Escrito por: Fuáquiti
Por Edgar Smith
Doña Adud abrió los ojos. Sudaba. La noche estaba muda y esa vaina le ponía los pelos de punta. Había escuchado un grito y luego un golpe. No sabía ahora si lo había soñado. Se dejó envolver en el silencio como un pedazo de algo dañable, que se envuelve en plástico, apreta’o, y se guarda en la nevera.
Dio nueve vueltas en la cama. Se paró, refunfuñando, lenta, a orinar. Cuando pasó por el cuartito de Jimenita, echó un ojo. Dormía. La contempló por tres segundos. Se molestó al pensar que en aquellas condiciones lo probable es que esa inocencia se le fuera tan rápido como a la ‘mai’. Se le retorció el corazón.
Cuando salió del baño, notó que había una luz encendida en la casa de Atreum, la muchacha buenamosita que no hacía mucho se había mudado al lado suyo. Miró el reloj para confirmar que era de madrugada. Le pareció raro aquello. Esa muchacha era de lo más decentico que hacía mucho tiempo se veía en aquel barrio de mierda. De hecho, en más de una ocasión se la encontró en el mercado y se sorprendió pensando que le habría gustado tener una hija como ella.
Doña Adud, muy a pesar del mantra que en su cabeza le repetía “Deja de estar metiéndote en lo que no te importa”, se quedó mirando por la ventana. Pero después de unos minutos, no llegó a ver nada y decidió acostarse, a ver si recuperaba el sueño.
Ya había dado dos pasos cuando percibió un leve movimiento del otro lado del callejón, en la casa de la vecina. Volteó y lo vio al mismo tiempo. Le pareció increíble que aquella camioneta estuviera allí, a solo dos o tres metros de donde había estado mirando; parqueada justo al frente de la casa. Un hombre, no muy flaco, esperaba medio escondido entre las sombras.
De inmediato Doña Adud supo que algo no andaba bien. Pensó en llamar a la policía, pero se acordó que el teléfono seguía cortado y que la endiablada de su hija se llevaba el celularcito para la discoteca. Eran las dos y cuarto. Esa no viene por ahora, pensó.
Apagaron la luz. Miró a su alrededor, pensando que tal vez era que la luz se había ido, pero escuchó el zumbido del abanico en el cuarto de Jimenita. Esta vaina ta’ rara, pensó, algo nerviosa. Fue ahí que recordó el grito. El golpe. ¿Coño, y si algo le pasó a esa muchacha?
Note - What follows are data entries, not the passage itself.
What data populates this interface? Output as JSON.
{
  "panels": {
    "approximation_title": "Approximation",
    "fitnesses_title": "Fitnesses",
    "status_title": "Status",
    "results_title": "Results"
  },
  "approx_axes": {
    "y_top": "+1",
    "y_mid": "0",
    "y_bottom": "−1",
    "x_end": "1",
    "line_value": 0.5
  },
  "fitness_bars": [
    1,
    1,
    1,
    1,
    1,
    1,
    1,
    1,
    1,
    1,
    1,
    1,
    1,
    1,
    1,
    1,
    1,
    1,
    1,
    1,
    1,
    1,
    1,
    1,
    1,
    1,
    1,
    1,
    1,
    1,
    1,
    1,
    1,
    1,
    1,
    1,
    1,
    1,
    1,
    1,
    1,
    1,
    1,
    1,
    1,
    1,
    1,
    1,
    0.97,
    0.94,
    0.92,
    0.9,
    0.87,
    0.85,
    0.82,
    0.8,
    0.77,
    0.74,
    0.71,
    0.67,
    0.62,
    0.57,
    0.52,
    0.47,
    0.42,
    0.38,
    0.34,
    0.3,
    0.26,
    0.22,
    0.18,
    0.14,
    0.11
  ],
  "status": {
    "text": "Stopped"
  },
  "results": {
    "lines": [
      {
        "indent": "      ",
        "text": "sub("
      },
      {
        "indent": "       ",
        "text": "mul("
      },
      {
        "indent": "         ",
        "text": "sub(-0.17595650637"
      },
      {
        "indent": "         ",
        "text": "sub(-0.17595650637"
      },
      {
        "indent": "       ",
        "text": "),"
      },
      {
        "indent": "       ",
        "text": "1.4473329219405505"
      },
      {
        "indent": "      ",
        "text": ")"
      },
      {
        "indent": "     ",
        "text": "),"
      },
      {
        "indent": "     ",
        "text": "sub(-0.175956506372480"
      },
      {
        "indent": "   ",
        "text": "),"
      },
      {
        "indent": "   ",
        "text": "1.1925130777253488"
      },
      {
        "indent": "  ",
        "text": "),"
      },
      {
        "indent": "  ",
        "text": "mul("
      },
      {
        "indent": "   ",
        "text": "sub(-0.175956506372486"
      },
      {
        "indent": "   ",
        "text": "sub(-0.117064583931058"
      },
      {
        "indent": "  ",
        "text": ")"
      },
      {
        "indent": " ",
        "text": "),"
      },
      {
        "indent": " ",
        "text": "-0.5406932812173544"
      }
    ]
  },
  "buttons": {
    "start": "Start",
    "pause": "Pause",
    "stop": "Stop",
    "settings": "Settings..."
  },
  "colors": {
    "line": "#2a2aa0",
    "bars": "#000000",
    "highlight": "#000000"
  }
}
Recordó que en más de una ocasión la había visto hablando con un hombre mayor que ella, pero, contrario a lo que habría pensado de las otras leventes del barrio, había llegado a pensar que era un pariente, incluso, su papá.
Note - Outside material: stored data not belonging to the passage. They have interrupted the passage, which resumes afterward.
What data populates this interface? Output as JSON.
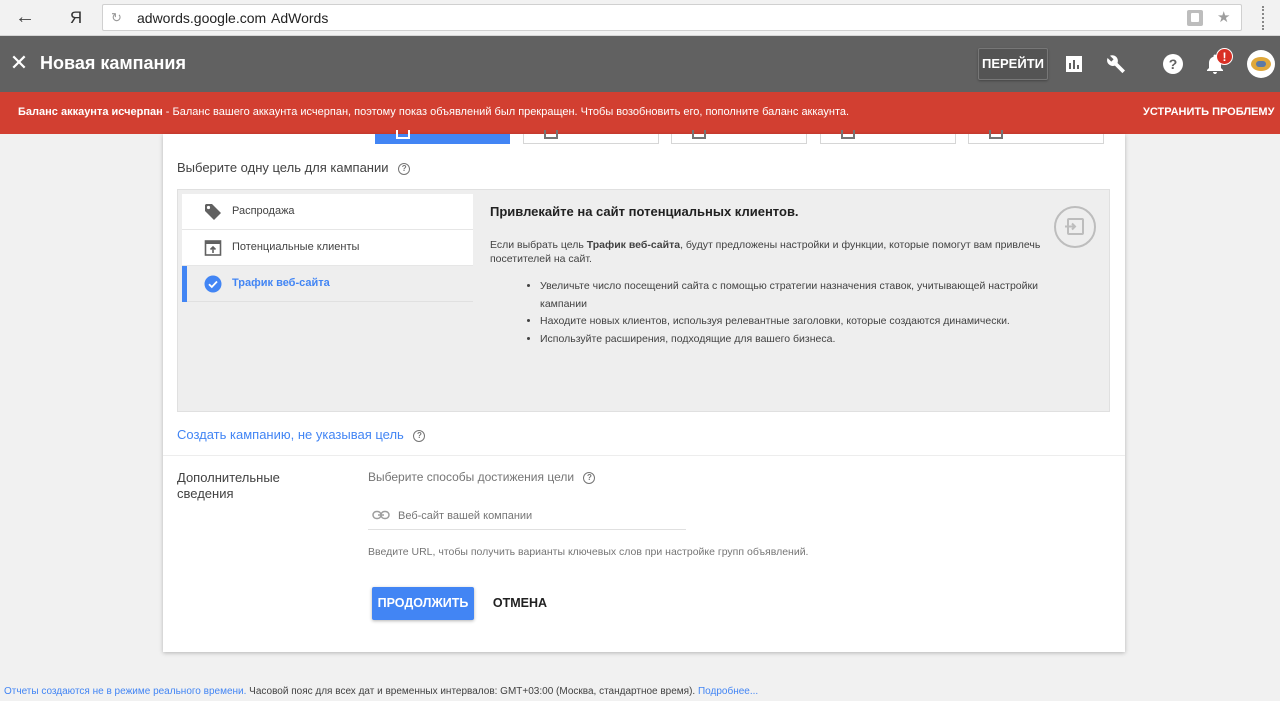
{
  "browser": {
    "back_glyph": "←",
    "yandex_glyph": "Я",
    "url_domain": "adwords.google.com",
    "page_title": "AdWords"
  },
  "header": {
    "title": "Новая кампания",
    "go_label": "ПЕРЕЙТИ",
    "notification_count": "!"
  },
  "alert": {
    "title": "Баланс аккаунта исчерпан",
    "message": " - Баланс вашего аккаунта исчерпан, поэтому показ объявлений был прекращен. Чтобы возобновить его, пополните баланс аккаунта.",
    "fix_label": "УСТРАНИТЬ ПРОБЛЕМУ"
  },
  "goals": {
    "heading": "Выберите одну цель для кампании",
    "items": [
      {
        "label": "Распродажа",
        "icon": "tag-icon"
      },
      {
        "label": "Потенциальные клиенты",
        "icon": "lead-form-icon"
      },
      {
        "label": "Трафик веб-сайта",
        "icon": "check-circle-icon",
        "selected": true
      }
    ],
    "description": {
      "title": "Привлекайте на сайт потенциальных клиентов.",
      "intro_before": "Если выбрать цель ",
      "intro_bold": "Трафик веб-сайта",
      "intro_after": ", будут предложены настройки и функции, которые помогут вам привлечь посетителей на сайт.",
      "bullets": [
        "Увеличьте число посещений сайта с помощью стратегии назначения ставок, учитывающей настройки кампании",
        "Находите новых клиентов, используя релевантные заголовки, которые создаются динамически.",
        "Используйте расширения, подходящие для вашего бизнеса."
      ]
    },
    "no_goal_link": "Создать кампанию, не указывая цель"
  },
  "extra": {
    "section_label": "Дополнительные сведения",
    "methods_label": "Выберите способы достижения цели",
    "url_placeholder": "Веб-сайт вашей компании",
    "url_value": "",
    "url_hint": "Введите URL, чтобы получить варианты ключевых слов при настройке групп объявлений."
  },
  "actions": {
    "continue_label": "ПРОДОЛЖИТЬ",
    "cancel_label": "ОТМЕНА"
  },
  "footer": {
    "part1": "Отчеты создаются не в режиме реального времени.",
    "part2": " Часовой пояс для всех дат и временных интервалов: GMT+03:00 (Москва, стандартное время).",
    "more_link": "Подробнее..."
  },
  "colors": {
    "header_bg": "#616161",
    "alert_bg": "#d23f31",
    "accent_blue": "#4285f4"
  }
}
Como quien llama al diablo, vio al señor salir de la casa. El otro hombre, el que había estado esperando, se apresuró a ayudarlo a cargar una vaina, como un saco lleno de…
Se llevó las manos a la boca, ahogando un grito. Le temblaron de súbito las piernas y el corazón quería reventársele entre los senos. Antes de que pudiera formular alguna idea, volvió a mirar por la ventana.
Lo último que vio fue un raro reflejo, como de una sombra mezclada con un breve aliento de luz, una fugacidad… Luego sintió un golpe que curiosamente no le dolió ni nada, solo medio la aturdió, y, sí, se cayó, pero pensó fugazmente que no debió ser muy fuerte porque apenas sí sentía un chorrito de sangre. Lo que le dio fue un sueño repentino, como quien está demasiado cansado para siquiera irse a la cama. Allí se quedó dormida sin tiempo mientras el hombre tiraba el machete adentro del saco donde se llevaban el cuerpo de la muchacha decente de al lado.